From behind the furthest door came the thump of music. Taylor shouted something inaudible back. Clutching the elephant, Gaby shuffled down the landing and opened Taylor’s bedroom door.
‘Why can’t you use earphones,’ she yelled, ‘like everyone else?’
There was an abrupt silence. Taylor was lying on her bed. She didn’t move. ‘I didn’t think there was anyone in but me,’ she said. ‘Why’re you holding Heffalump?’

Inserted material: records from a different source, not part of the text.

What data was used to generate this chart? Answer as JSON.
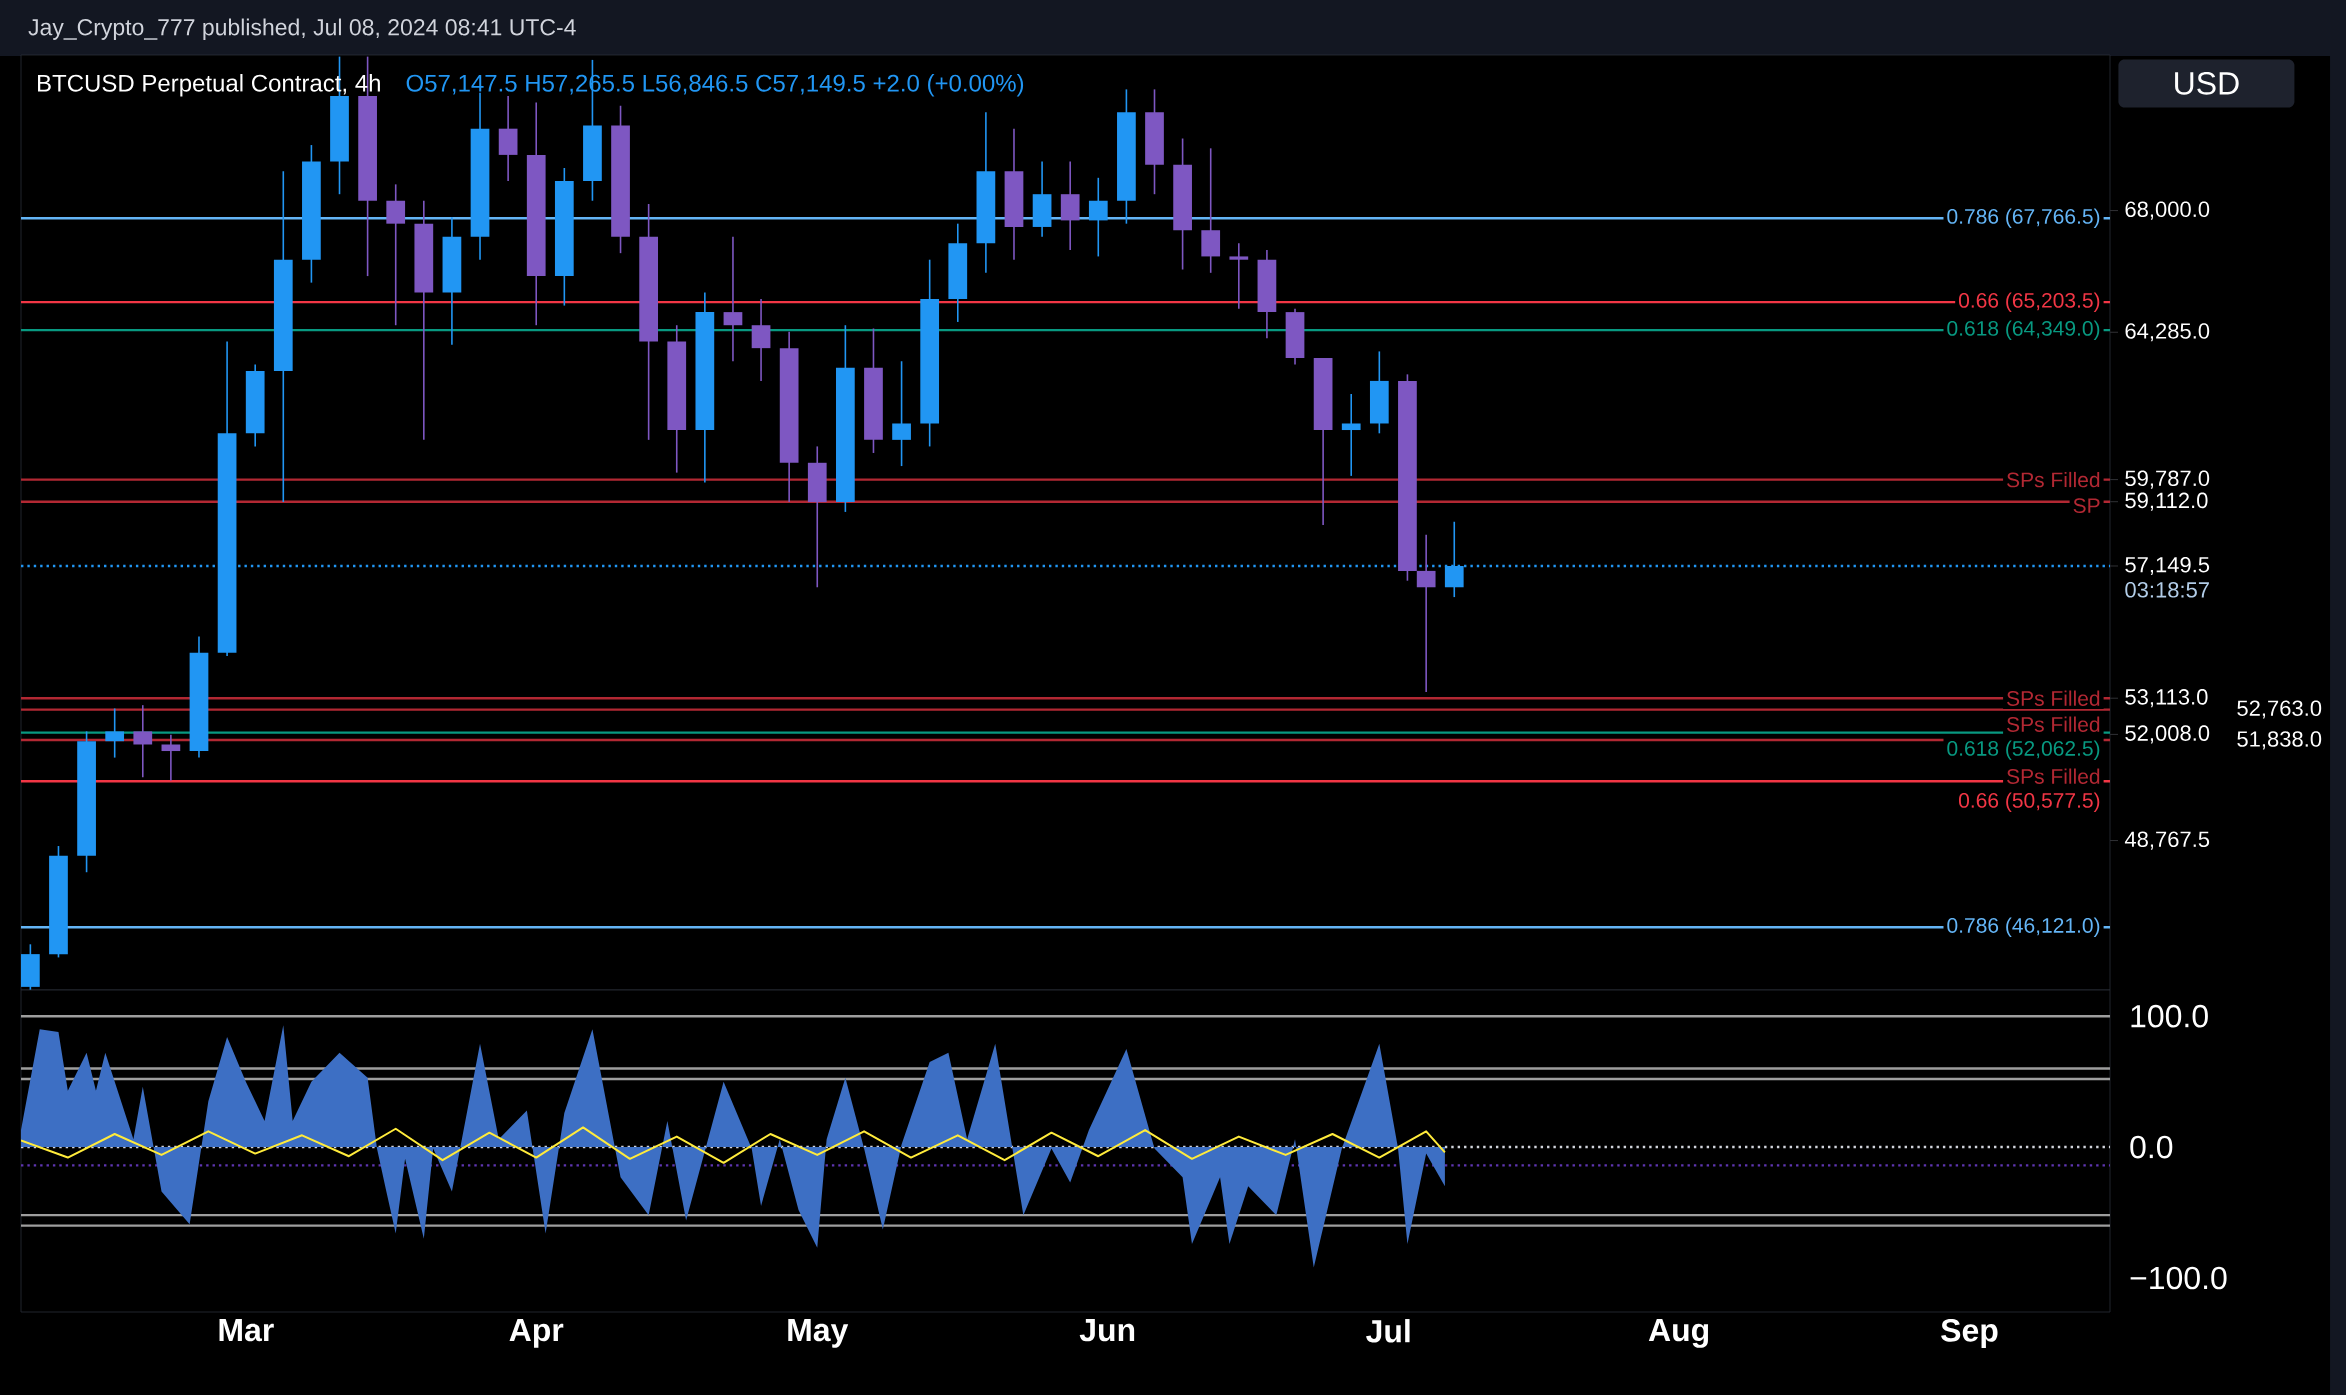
{
  "chart_data": [
    {
      "type": "candlestick",
      "title": "BTCUSD Perpetual Contract, 4h",
      "subtitle": "O57,147.5 H57,265.5 L56,846.5 C57,149.5 +2.0 (+0.00%)",
      "ylabel": "USD",
      "annotations": [
        "Jay_Crypto_777 published, Jul 08, 2024 08:41 UTC-4",
        "03:18:57",
        "52,763.0",
        "51,838.0"
      ],
      "x": [
        "2024-02-07",
        "2024-02-10",
        "2024-02-13",
        "2024-02-16",
        "2024-02-19",
        "2024-02-22",
        "2024-02-25",
        "2024-02-28",
        "2024-03-02",
        "2024-03-05",
        "2024-03-08",
        "2024-03-11",
        "2024-03-14",
        "2024-03-17",
        "2024-03-20",
        "2024-03-23",
        "2024-03-26",
        "2024-03-29",
        "2024-04-01",
        "2024-04-04",
        "2024-04-07",
        "2024-04-10",
        "2024-04-13",
        "2024-04-16",
        "2024-04-19",
        "2024-04-22",
        "2024-04-25",
        "2024-04-28",
        "2024-05-01",
        "2024-05-04",
        "2024-05-07",
        "2024-05-10",
        "2024-05-13",
        "2024-05-16",
        "2024-05-19",
        "2024-05-22",
        "2024-05-25",
        "2024-05-28",
        "2024-05-31",
        "2024-06-03",
        "2024-06-06",
        "2024-06-09",
        "2024-06-12",
        "2024-06-15",
        "2024-06-18",
        "2024-06-21",
        "2024-06-24",
        "2024-06-27",
        "2024-06-30",
        "2024-07-03",
        "2024-07-05",
        "2024-07-08"
      ],
      "ohlc": [
        [
          44300,
          45600,
          44200,
          45300
        ],
        [
          45300,
          48600,
          45200,
          48300
        ],
        [
          48300,
          52100,
          47800,
          51800
        ],
        [
          51800,
          52800,
          51300,
          52100
        ],
        [
          52100,
          52900,
          50700,
          51700
        ],
        [
          51700,
          52000,
          50600,
          51500
        ],
        [
          51500,
          55000,
          51300,
          54500
        ],
        [
          54500,
          64000,
          54400,
          61200
        ],
        [
          61200,
          63300,
          60800,
          63100
        ],
        [
          63100,
          69200,
          59100,
          66500
        ],
        [
          66500,
          70000,
          65800,
          69500
        ],
        [
          69500,
          72700,
          68500,
          71500
        ],
        [
          71500,
          72700,
          66000,
          68300
        ],
        [
          68300,
          68800,
          64500,
          67600
        ],
        [
          67600,
          68300,
          61000,
          65500
        ],
        [
          65500,
          67800,
          63900,
          67200
        ],
        [
          67200,
          71600,
          66500,
          70500
        ],
        [
          70500,
          71500,
          68900,
          69700
        ],
        [
          69700,
          71300,
          64500,
          66000
        ],
        [
          66000,
          69300,
          65100,
          68900
        ],
        [
          68900,
          72600,
          68300,
          70600
        ],
        [
          70600,
          71200,
          66700,
          67200
        ],
        [
          67200,
          68200,
          61000,
          64000
        ],
        [
          64000,
          64500,
          60000,
          61300
        ],
        [
          61300,
          65500,
          59700,
          64900
        ],
        [
          64900,
          67200,
          63400,
          64500
        ],
        [
          64500,
          65300,
          62800,
          63800
        ],
        [
          63800,
          64300,
          59100,
          60300
        ],
        [
          60300,
          60800,
          56500,
          59100
        ],
        [
          59100,
          64500,
          58800,
          63200
        ],
        [
          63200,
          64400,
          60600,
          61000
        ],
        [
          61000,
          63400,
          60200,
          61500
        ],
        [
          61500,
          66500,
          60800,
          65300
        ],
        [
          65300,
          67600,
          64600,
          67000
        ],
        [
          67000,
          71000,
          66100,
          69200
        ],
        [
          69200,
          70500,
          66500,
          67500
        ],
        [
          67500,
          69500,
          67200,
          68500
        ],
        [
          68500,
          69500,
          66800,
          67700
        ],
        [
          67700,
          69000,
          66600,
          68300
        ],
        [
          68300,
          71700,
          67600,
          71000
        ],
        [
          71000,
          71700,
          68500,
          69400
        ],
        [
          69400,
          70200,
          66200,
          67400
        ],
        [
          67400,
          69900,
          66100,
          66600
        ],
        [
          66600,
          67000,
          65000,
          66500
        ],
        [
          66500,
          66800,
          64100,
          64900
        ],
        [
          64900,
          65000,
          63300,
          63500
        ],
        [
          63500,
          63500,
          58400,
          61300
        ],
        [
          61300,
          62400,
          59900,
          61500
        ],
        [
          61500,
          63700,
          61200,
          62800
        ],
        [
          62800,
          63000,
          56700,
          57000
        ],
        [
          57000,
          58100,
          53300,
          56500
        ],
        [
          56500,
          58500,
          56200,
          57149.5
        ]
      ],
      "colors": [
        "#2196f3",
        "#2196f3",
        "#2196f3",
        "#2196f3",
        "#7e57c2",
        "#7e57c2",
        "#2196f3",
        "#2196f3",
        "#2196f3",
        "#2196f3",
        "#2196f3",
        "#2196f3",
        "#7e57c2",
        "#7e57c2",
        "#7e57c2",
        "#2196f3",
        "#2196f3",
        "#7e57c2",
        "#7e57c2",
        "#2196f3",
        "#2196f3",
        "#7e57c2",
        "#7e57c2",
        "#7e57c2",
        "#2196f3",
        "#7e57c2",
        "#7e57c2",
        "#7e57c2",
        "#7e57c2",
        "#2196f3",
        "#7e57c2",
        "#2196f3",
        "#2196f3",
        "#2196f3",
        "#2196f3",
        "#7e57c2",
        "#2196f3",
        "#7e57c2",
        "#2196f3",
        "#2196f3",
        "#7e57c2",
        "#7e57c2",
        "#7e57c2",
        "#7e57c2",
        "#7e57c2",
        "#7e57c2",
        "#7e57c2",
        "#2196f3",
        "#2196f3",
        "#7e57c2",
        "#7e57c2",
        "#2196f3"
      ],
      "xlim": [
        "2024-02-06",
        "2024-09-16"
      ],
      "ylim": [
        44205,
        72750
      ],
      "yticks": [
        {
          "value": 68000,
          "label": "68,000.0"
        },
        {
          "value": 64285,
          "label": "64,285.0"
        },
        {
          "value": 59787,
          "label": "59,787.0"
        },
        {
          "value": 59112,
          "label": "59,112.0"
        },
        {
          "value": 57149.5,
          "label": "57,149.5"
        },
        {
          "value": 53113,
          "label": "53,113.0"
        },
        {
          "value": 52008,
          "label": "52,008.0"
        },
        {
          "value": 48767.5,
          "label": "48,767.5"
        }
      ],
      "tick_labels": "y",
      "ref_lines": [
        {
          "axis": "y",
          "value": 67766.5,
          "label": "0.786 (67,766.5)",
          "color": "#64b5f6"
        },
        {
          "axis": "y",
          "value": 65203.5,
          "label": "0.66 (65,203.5)",
          "color": "#f23645"
        },
        {
          "axis": "y",
          "value": 64349,
          "label": "0.618 (64,349.0)",
          "color": "#089981"
        },
        {
          "axis": "y",
          "value": 59787,
          "label": "SPs Filled",
          "color": "#b22833"
        },
        {
          "axis": "y",
          "value": 59112,
          "label": "SP",
          "color": "#b22833"
        },
        {
          "axis": "y",
          "value": 57149.5,
          "color": "#2196f3",
          "line_style": "dotted"
        },
        {
          "axis": "y",
          "value": 53113,
          "label": "SPs Filled",
          "color": "#b22833"
        },
        {
          "axis": "y",
          "value": 52763,
          "label": "SPs Filled",
          "color": "#b22833"
        },
        {
          "axis": "y",
          "value": 52062.5,
          "label": "0.618 (52,062.5)",
          "color": "#089981"
        },
        {
          "axis": "y",
          "value": 51838,
          "label": "SPs Filled",
          "color": "#b22833"
        },
        {
          "axis": "y",
          "value": 50577.5,
          "label": "0.66 (50,577.5)",
          "color": "#f23645"
        },
        {
          "axis": "y",
          "value": 46121,
          "label": "0.786 (46,121.0)",
          "color": "#64b5f6"
        }
      ]
    },
    {
      "type": "line",
      "xlim": [
        "2024-02-06",
        "2024-09-16"
      ],
      "ylim": [
        -126,
        120
      ],
      "xticks": [
        {
          "value": "2024-03-01",
          "label": "Mar"
        },
        {
          "value": "2024-04-01",
          "label": "Apr"
        },
        {
          "value": "2024-05-01",
          "label": "May"
        },
        {
          "value": "2024-06-01",
          "label": "Jun"
        },
        {
          "value": "2024-07-01",
          "label": "Jul"
        },
        {
          "value": "2024-08-01",
          "label": "Aug"
        },
        {
          "value": "2024-09-01",
          "label": "Sep"
        }
      ],
      "yticks": [
        {
          "value": 100,
          "label": "100.0"
        },
        {
          "value": 0,
          "label": "0.0"
        },
        {
          "value": -100,
          "label": "−100.0"
        }
      ],
      "ref_lines": [
        {
          "axis": "y",
          "value": 100,
          "color": "#9e9e9e"
        },
        {
          "axis": "y",
          "value": 60,
          "color": "#9e9e9e"
        },
        {
          "axis": "y",
          "value": 52,
          "color": "#9e9e9e"
        },
        {
          "axis": "y",
          "value": -52,
          "color": "#9e9e9e"
        },
        {
          "axis": "y",
          "value": -60,
          "color": "#9e9e9e"
        },
        {
          "axis": "y",
          "value": 0,
          "color": "#d1d4dc",
          "line_style": "dotted"
        },
        {
          "axis": "y",
          "value": -14,
          "color": "#5e35b1",
          "line_style": "dotted"
        }
      ],
      "series": [
        {
          "type": "area",
          "color": "#3d6fc4",
          "x": [
            "2024-02-06",
            "2024-02-08",
            "2024-02-10",
            "2024-02-11",
            "2024-02-13",
            "2024-02-14",
            "2024-02-15",
            "2024-02-18",
            "2024-02-19",
            "2024-02-21",
            "2024-02-24",
            "2024-02-26",
            "2024-02-28",
            "2024-03-01",
            "2024-03-03",
            "2024-03-05",
            "2024-03-06",
            "2024-03-08",
            "2024-03-11",
            "2024-03-14",
            "2024-03-15",
            "2024-03-16",
            "2024-03-17",
            "2024-03-18",
            "2024-03-20",
            "2024-03-21",
            "2024-03-23",
            "2024-03-26",
            "2024-03-28",
            "2024-03-31",
            "2024-04-02",
            "2024-04-04",
            "2024-04-07",
            "2024-04-10",
            "2024-04-13",
            "2024-04-15",
            "2024-04-17",
            "2024-04-21",
            "2024-04-24",
            "2024-04-25",
            "2024-04-27",
            "2024-04-29",
            "2024-05-01",
            "2024-05-02",
            "2024-05-04",
            "2024-05-06",
            "2024-05-08",
            "2024-05-10",
            "2024-05-13",
            "2024-05-15",
            "2024-05-17",
            "2024-05-20",
            "2024-05-23",
            "2024-05-26",
            "2024-05-28",
            "2024-05-30",
            "2024-06-03",
            "2024-06-06",
            "2024-06-09",
            "2024-06-10",
            "2024-06-13",
            "2024-06-14",
            "2024-06-16",
            "2024-06-19",
            "2024-06-21",
            "2024-06-23",
            "2024-06-26",
            "2024-06-30",
            "2024-07-02",
            "2024-07-03",
            "2024-07-05",
            "2024-07-07"
          ],
          "values": [
            13,
            90,
            88,
            43,
            72,
            43,
            72,
            6,
            46,
            -34,
            -59,
            35,
            84,
            50,
            20,
            93,
            20,
            50,
            72,
            53,
            -1,
            -34,
            -66,
            -9,
            -70,
            -1,
            -34,
            79,
            6,
            28,
            -66,
            26,
            90,
            -23,
            -52,
            20,
            -56,
            50,
            -1,
            -45,
            6,
            -48,
            -77,
            6,
            53,
            -1,
            -63,
            2,
            65,
            72,
            6,
            79,
            -52,
            -1,
            -27,
            13,
            75,
            -1,
            -23,
            -74,
            -23,
            -74,
            -30,
            -52,
            6,
            -92,
            -1,
            79,
            -1,
            -74,
            -5,
            -30
          ]
        },
        {
          "color": "#ffeb3b",
          "x": [
            "2024-02-06",
            "2024-02-11",
            "2024-02-16",
            "2024-02-21",
            "2024-02-26",
            "2024-03-02",
            "2024-03-07",
            "2024-03-12",
            "2024-03-17",
            "2024-03-22",
            "2024-03-27",
            "2024-04-01",
            "2024-04-06",
            "2024-04-11",
            "2024-04-16",
            "2024-04-21",
            "2024-04-26",
            "2024-05-01",
            "2024-05-06",
            "2024-05-11",
            "2024-05-16",
            "2024-05-21",
            "2024-05-26",
            "2024-05-31",
            "2024-06-05",
            "2024-06-10",
            "2024-06-15",
            "2024-06-20",
            "2024-06-25",
            "2024-06-30",
            "2024-07-05",
            "2024-07-07"
          ],
          "values": [
            5,
            -8,
            10,
            -6,
            12,
            -5,
            9,
            -7,
            14,
            -10,
            11,
            -8,
            15,
            -9,
            8,
            -12,
            10,
            -6,
            12,
            -8,
            9,
            -10,
            11,
            -7,
            13,
            -9,
            8,
            -6,
            10,
            -8,
            12,
            -4
          ]
        }
      ]
    }
  ]
}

Gaby looked at the elephant in her hand. ‘I met him on the landing. He was just lying there, poor thing. Why has he got a clothes peg on his tail?’
Taylor sat up slowly. ‘Ask Liam.’
‘They’re at rugby.’
Taylor yawned. ‘Liam was so excited,’ she said. ‘They’ll have to play with floodlights.’
Gaby said, ‘Have you had supper?’
‘Not hungry.’
‘Please don’t tell me you’ve eaten three bags of crisps.’
Taylor pulled off the band hold
ing back her hair and shook it out. She said, ‘If I had, I wouldn’t tell you.’
‘What would you like to tell me?’
‘Nothing,’ Taylor said.
‘Nothing about your day or what Miss Dixon said about your history project, or what you had for lunch or whether you have made up with Flossie?’
Taylor sighed. She got up from her bed very slowly. ‘I haven’t,’ she said.
‘Have you tried?’
‘I don’t want to try. She put a photo of me on Snapchat I’d asked her to delete. It wasn’t a rude one. I just looked really, really rubbish.’
Gaby propped herself against the door frame. She tucked Heffalump against her, as if he was a small, knitted baby. She said, ‘I’ve had, basically, the same three best friends for over twenty-five years. Do you think Flossie might be a friend like that?’
‘No,’ Taylor said.
‘Because of who she is?’
‘Because,’ Taylor said with emphasis, ‘I don’t want friends.’
‘Ah.’
‘What’s that supposed to mean?’
‘It means,’ Gaby said, ‘that you don’t want supper and you don’t want friends and you don’t want to answer civil questions about your school day from your mother, so why is she wasting her time on you?’
Taylor bent to pick up her headphones off her bed. ‘Steve rang.’
‘Who?’
‘Steve. Steve Grant. Stacey’s Steve.’
Gaby pushed herself upright. ‘When? When did he ring?’
‘I dunno,’ Taylor said. ‘Maybe an hour ago. I didn’t look. I left you a note in the kitchen.’
‘Taylor,’ Gaby said, ‘what did he want?’
Taylor shrugged. ‘To talk to you.’
‘And what did you say?’
‘I said you would be back by seven.’
‘I wonder why he didn’t ring my mobile?’
Despite herself, Taylor looked suddenly more engaged. ‘Maybe he was ringing from his office landline. Maybe he didn’t want the call traced on his mobile.’
Gaby looked at her daughter. ‘Good thinking. Something about Stacey. Something he didn’t want Stacey to know about.’ She stopped, and then she said, in a different tone, ‘Friendship isn’t easy. Is it?’